Selon le nouveau règlement sur la procédure d’asile, la Commission est mandatée pour mener une révision du PTS d’ici au 12 juin 2025. Cependant, Euractiv avait précédemment rapporté que la Commission avait consulté les États membres pour accélérer la révision plus tôt que le mois de juin initialement prévu.
Magnus Brunner a justifié le changement de calendrier pour que la législation du PTS s’aligne sur la politique des retours, qui devrait être présentée lors de la session plénière de la semaine prochaine.
Malgré l’incertitude entourant le cadre juridique – à savoir s’il prendra la forme d’un règlement ou d’une directive – Euractiv croit savoir que la Commission s’appuiera sur un règlement.
Au-delà de la révision du concept de « pays tiers sûrs », la Commission fait également pression pour l’élaboration d’une liste de pays d’origine sûrs au niveau de l’UE, qui sera introduite avant juin 2025.
Cette liste pourrait être particulièrement utile pour le traitement des demandes d’asile et, plus largement, pour le plan de migration Italie-Albanie, qui a été bloqué pour des raisons liées au principe du pays d’origine sûr.
Un « pays tiers d’origine sûr » est un pays où les personnes provenant de pays sûrs désignés ne risquent pas d’être persécutées, ce qui simplifie les procédures d’asile.
Le ministre suédois de l’Immigration, Johan Forssell, a estimé qu’il serait « intéressant » que la Commission propose « un projet pilote sur les centres de retour ».
« La situation est intenable », a réagi la nouvelle ministre belge de l’Asile et de la Migration, Anneleen Van Bossuyt. « De nombreux États membres réalisent qu’un changement est nécessaire. »
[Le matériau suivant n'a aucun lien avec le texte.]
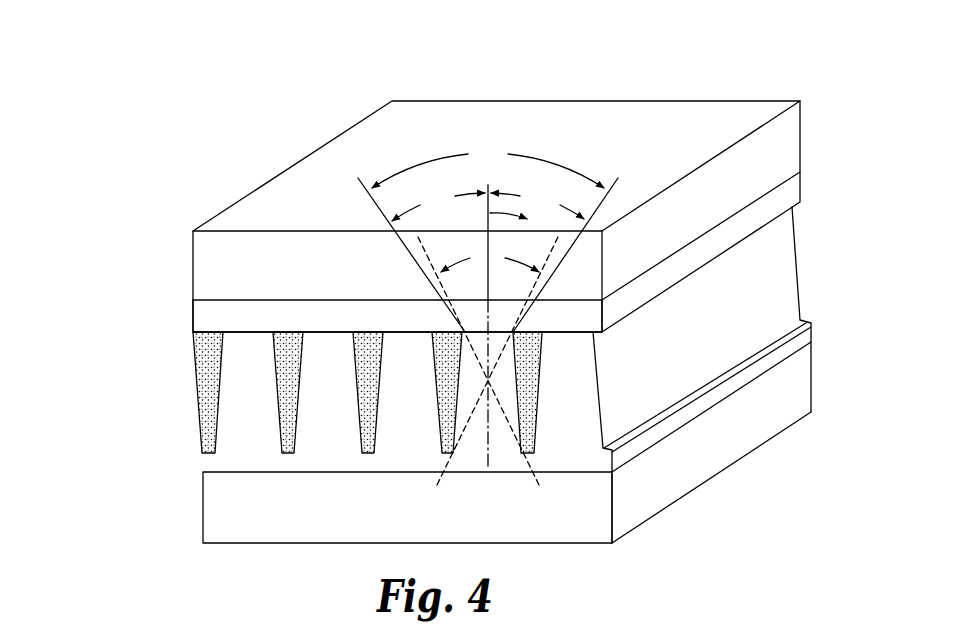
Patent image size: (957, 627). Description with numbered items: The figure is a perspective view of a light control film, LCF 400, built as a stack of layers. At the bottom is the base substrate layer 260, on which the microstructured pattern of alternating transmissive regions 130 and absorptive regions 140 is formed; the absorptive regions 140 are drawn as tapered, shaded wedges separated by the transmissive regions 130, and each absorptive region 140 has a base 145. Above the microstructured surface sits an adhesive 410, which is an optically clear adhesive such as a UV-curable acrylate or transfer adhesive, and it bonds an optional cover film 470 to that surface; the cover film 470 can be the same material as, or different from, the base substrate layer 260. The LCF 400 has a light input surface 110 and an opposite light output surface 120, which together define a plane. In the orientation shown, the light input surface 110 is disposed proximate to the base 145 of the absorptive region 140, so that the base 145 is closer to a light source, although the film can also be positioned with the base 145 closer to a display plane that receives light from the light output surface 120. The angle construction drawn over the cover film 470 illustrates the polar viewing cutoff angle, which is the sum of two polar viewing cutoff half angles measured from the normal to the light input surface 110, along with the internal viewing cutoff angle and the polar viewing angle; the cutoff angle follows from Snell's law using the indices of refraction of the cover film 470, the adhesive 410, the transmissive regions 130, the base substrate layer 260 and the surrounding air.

The LCF 400 is at (707, 49).
The light input surface 110 is at (391, 122).
The optional cover film 470 is at (370, 277).
The adhesive 410 is at (208, 313).
The transmissive regions 130 is at (238, 413).
The absorptive region 140 is at (285, 432).
The base 145 is at (290, 332).
The light output surface 120 is at (697, 488).
The base substrate layer 260 is at (404, 515).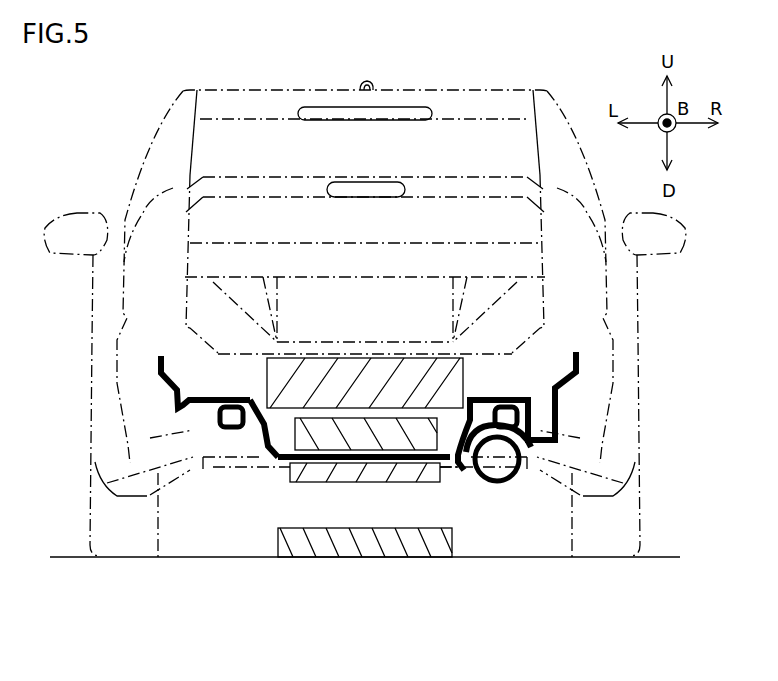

« Aller au-delà des tabous », a ajouté Anneleen Van Bossuyt, en plaidant pour des « solutions innovantes » afin que la politique de retour soit efficace.
Système d’entrée/sortie
Les ministres de l’Intérieur se sont mis d’accord sur le très attendu système d’entrée/sortie (EES), le système automatisé d’enregistrement des voyageurs de pays tiers aux frontières extérieures de l’UE.
L’accord permet aux États membres de déployer progressivement le système EES sur une période de six mois, après des années de retard dans sa mise en œuvre, qui était initialement prévue pour 2022.
Après un nouveau dépassement de l’échéance de 2024, la Commission a proposé une approche de mise en œuvre progressive.
La mise en œuvre du système EES ouvrira également la voie au nouveau système d’autorisation de voyage de l’UE (ETIAS) pour les voyageurs non européens, dont le lancement est prévu en 2025.
Toutefois, la date de début du déploiement du système EES n’a pas encore été définie. La commissaire Brunner a souligné l’importance de « ne pas prendre de retard ».